We know that finding the maximum independent set of an arbitrary graph is an NP-complete problem. Currently, there is no known exact polynomial-time algorithm, but there are many approximation algorithms with polynomial complexity.
For example, an algorithm often used by Little C is:
- For an undirected graph with $n$ vertices, first choose a random permutation $p[1\ldots n]$ of $1\ldots n$ with equal probability.
- Maintain an answer set $S$, which is initially empty. Then, in the order $i=1\ldots n$, check if $\{p[i]\}\cup S$ is an independent set. If it is, set $S=\{p[i]\}\cup S$.
- Finally, obtain an independent set $S$ as the answer.
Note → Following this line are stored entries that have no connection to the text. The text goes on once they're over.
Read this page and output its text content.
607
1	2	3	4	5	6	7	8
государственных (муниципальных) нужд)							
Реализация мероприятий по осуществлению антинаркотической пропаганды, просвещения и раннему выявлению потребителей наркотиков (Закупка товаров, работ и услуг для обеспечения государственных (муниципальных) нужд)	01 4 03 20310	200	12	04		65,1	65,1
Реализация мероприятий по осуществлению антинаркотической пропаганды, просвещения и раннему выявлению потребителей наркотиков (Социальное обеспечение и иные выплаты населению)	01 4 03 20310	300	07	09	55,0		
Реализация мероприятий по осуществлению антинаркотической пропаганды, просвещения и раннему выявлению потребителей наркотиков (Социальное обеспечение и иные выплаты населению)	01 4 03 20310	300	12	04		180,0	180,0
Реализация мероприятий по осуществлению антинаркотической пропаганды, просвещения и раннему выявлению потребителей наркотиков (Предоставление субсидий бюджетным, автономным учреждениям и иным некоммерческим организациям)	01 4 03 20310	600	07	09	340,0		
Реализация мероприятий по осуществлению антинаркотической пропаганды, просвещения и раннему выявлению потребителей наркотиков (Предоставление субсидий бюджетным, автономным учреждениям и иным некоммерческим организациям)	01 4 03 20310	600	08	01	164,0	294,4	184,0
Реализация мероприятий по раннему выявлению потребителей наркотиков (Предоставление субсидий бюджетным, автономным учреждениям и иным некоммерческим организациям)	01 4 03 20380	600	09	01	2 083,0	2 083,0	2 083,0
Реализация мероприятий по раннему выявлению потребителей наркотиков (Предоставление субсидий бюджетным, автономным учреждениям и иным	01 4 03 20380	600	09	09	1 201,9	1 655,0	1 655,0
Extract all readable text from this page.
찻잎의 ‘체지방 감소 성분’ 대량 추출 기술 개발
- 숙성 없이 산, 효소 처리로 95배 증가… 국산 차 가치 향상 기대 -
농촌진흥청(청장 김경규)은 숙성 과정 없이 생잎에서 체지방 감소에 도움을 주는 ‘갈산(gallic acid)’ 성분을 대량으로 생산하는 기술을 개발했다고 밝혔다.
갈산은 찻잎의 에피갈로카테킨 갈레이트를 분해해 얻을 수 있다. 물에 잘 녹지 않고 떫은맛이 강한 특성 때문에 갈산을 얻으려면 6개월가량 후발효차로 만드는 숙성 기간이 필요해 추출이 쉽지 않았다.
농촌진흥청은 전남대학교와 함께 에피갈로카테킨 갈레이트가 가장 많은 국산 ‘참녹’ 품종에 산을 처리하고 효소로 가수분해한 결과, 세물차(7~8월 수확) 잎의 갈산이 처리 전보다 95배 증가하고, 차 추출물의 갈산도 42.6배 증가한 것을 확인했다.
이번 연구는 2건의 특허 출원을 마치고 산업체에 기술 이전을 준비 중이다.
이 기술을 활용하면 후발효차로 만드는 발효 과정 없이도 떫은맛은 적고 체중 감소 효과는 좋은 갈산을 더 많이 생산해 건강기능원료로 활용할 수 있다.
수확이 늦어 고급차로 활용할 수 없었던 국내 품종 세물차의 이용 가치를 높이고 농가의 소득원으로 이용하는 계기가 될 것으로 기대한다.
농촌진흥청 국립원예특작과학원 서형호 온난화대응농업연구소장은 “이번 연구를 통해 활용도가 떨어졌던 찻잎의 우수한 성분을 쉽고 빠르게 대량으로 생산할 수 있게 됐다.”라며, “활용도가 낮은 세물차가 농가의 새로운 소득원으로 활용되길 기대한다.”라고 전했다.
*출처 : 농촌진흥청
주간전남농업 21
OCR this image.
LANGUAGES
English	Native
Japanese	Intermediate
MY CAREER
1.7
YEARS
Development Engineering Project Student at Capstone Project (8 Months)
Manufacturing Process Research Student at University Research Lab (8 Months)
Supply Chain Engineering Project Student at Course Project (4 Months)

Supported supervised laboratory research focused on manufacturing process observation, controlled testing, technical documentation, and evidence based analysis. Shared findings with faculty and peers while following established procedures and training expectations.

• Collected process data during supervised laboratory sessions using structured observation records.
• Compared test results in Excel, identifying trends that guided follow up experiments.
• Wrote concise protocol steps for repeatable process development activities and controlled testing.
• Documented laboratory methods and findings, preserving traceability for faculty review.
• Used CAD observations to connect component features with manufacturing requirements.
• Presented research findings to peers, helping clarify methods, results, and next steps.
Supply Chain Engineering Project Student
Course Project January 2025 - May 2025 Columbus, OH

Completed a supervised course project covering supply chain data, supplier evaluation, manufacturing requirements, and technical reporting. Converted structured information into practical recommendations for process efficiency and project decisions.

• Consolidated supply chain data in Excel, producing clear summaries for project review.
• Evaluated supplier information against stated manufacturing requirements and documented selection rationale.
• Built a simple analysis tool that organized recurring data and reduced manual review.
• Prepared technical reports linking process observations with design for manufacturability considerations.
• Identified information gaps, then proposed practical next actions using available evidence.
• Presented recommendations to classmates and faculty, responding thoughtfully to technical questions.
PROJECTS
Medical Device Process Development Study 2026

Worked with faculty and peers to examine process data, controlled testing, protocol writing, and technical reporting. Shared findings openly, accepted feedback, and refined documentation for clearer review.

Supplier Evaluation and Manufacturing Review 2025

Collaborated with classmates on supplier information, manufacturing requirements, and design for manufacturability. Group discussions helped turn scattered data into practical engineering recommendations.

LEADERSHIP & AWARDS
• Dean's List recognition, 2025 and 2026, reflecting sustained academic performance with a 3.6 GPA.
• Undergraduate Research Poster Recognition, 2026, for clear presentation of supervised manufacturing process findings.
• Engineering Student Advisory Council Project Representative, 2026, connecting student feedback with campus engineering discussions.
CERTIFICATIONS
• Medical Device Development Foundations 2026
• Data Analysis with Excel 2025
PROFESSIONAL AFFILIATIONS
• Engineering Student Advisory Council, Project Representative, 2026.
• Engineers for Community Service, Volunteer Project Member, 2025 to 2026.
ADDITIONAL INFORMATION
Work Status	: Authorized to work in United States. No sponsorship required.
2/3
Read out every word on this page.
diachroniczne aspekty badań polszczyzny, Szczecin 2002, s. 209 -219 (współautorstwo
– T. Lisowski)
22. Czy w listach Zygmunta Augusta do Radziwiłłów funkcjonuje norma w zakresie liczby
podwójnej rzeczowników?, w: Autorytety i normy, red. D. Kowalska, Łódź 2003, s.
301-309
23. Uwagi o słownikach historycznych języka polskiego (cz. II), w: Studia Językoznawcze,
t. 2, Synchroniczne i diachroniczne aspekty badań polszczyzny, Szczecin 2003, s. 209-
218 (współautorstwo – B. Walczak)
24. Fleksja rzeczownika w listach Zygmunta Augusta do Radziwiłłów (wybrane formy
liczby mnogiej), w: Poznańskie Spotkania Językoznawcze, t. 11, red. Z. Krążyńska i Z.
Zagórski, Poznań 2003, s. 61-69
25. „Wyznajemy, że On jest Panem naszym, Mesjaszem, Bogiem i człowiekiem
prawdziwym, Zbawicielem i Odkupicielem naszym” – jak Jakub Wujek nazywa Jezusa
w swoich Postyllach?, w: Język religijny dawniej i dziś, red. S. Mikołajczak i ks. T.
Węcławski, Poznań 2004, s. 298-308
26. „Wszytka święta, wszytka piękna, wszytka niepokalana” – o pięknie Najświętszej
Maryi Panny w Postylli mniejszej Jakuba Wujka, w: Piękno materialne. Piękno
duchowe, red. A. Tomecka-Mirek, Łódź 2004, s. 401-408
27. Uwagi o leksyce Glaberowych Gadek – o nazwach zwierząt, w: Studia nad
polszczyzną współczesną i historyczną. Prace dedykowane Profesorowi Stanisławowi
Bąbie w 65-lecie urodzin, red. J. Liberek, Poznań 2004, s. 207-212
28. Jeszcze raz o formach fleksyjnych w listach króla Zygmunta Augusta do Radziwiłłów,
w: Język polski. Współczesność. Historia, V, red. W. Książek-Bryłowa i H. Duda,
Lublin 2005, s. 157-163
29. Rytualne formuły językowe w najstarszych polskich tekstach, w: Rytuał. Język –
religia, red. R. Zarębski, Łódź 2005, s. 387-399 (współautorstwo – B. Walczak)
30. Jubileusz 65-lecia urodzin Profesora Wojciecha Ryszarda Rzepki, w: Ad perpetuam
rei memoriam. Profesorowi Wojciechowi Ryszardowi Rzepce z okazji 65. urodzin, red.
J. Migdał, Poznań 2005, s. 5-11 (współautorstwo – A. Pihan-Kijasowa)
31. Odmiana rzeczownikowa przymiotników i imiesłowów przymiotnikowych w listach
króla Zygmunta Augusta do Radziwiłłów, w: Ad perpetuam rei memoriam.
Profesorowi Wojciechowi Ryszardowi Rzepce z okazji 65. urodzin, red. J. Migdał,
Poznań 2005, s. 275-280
Little C now wants to know the probability that this algorithm finds the maximum independent set for a given graph. Output the answer modulo $998244353$.
Input
The first line contains two non-negative integers $n$ and $m$, representing the number of vertices and edges in the given graph.
The next $m$ lines each contain two positive integers $(u,v)$ ($u\neq v$), describing an undirected edge in the graph.
Output
Output the probability, with the answer modulo $998244353$.
Examples
Input 1
3 2 1 2 2 3
Output 1
665496236
Note 1
665496236
Subtasks
For $10\%$ of the data, $1\leq n\leq 9$.
For $30\%$ of the data, $1\leq n\leq 13$.
For $50\%$ of the data, $1\leq n\leq 17$.
Another $10\%$ of the data satisfies the condition that the given graph is a chain.
Another $10\%$ of the data satisfies the condition that the given graph is a tree.
For $100\%$ of the data, $1\leq n\leq 20, 0\leq m\leq \frac{n\times (n-1)}{2}$. It is guaranteed that the given graph has no multiple edges or self-loops.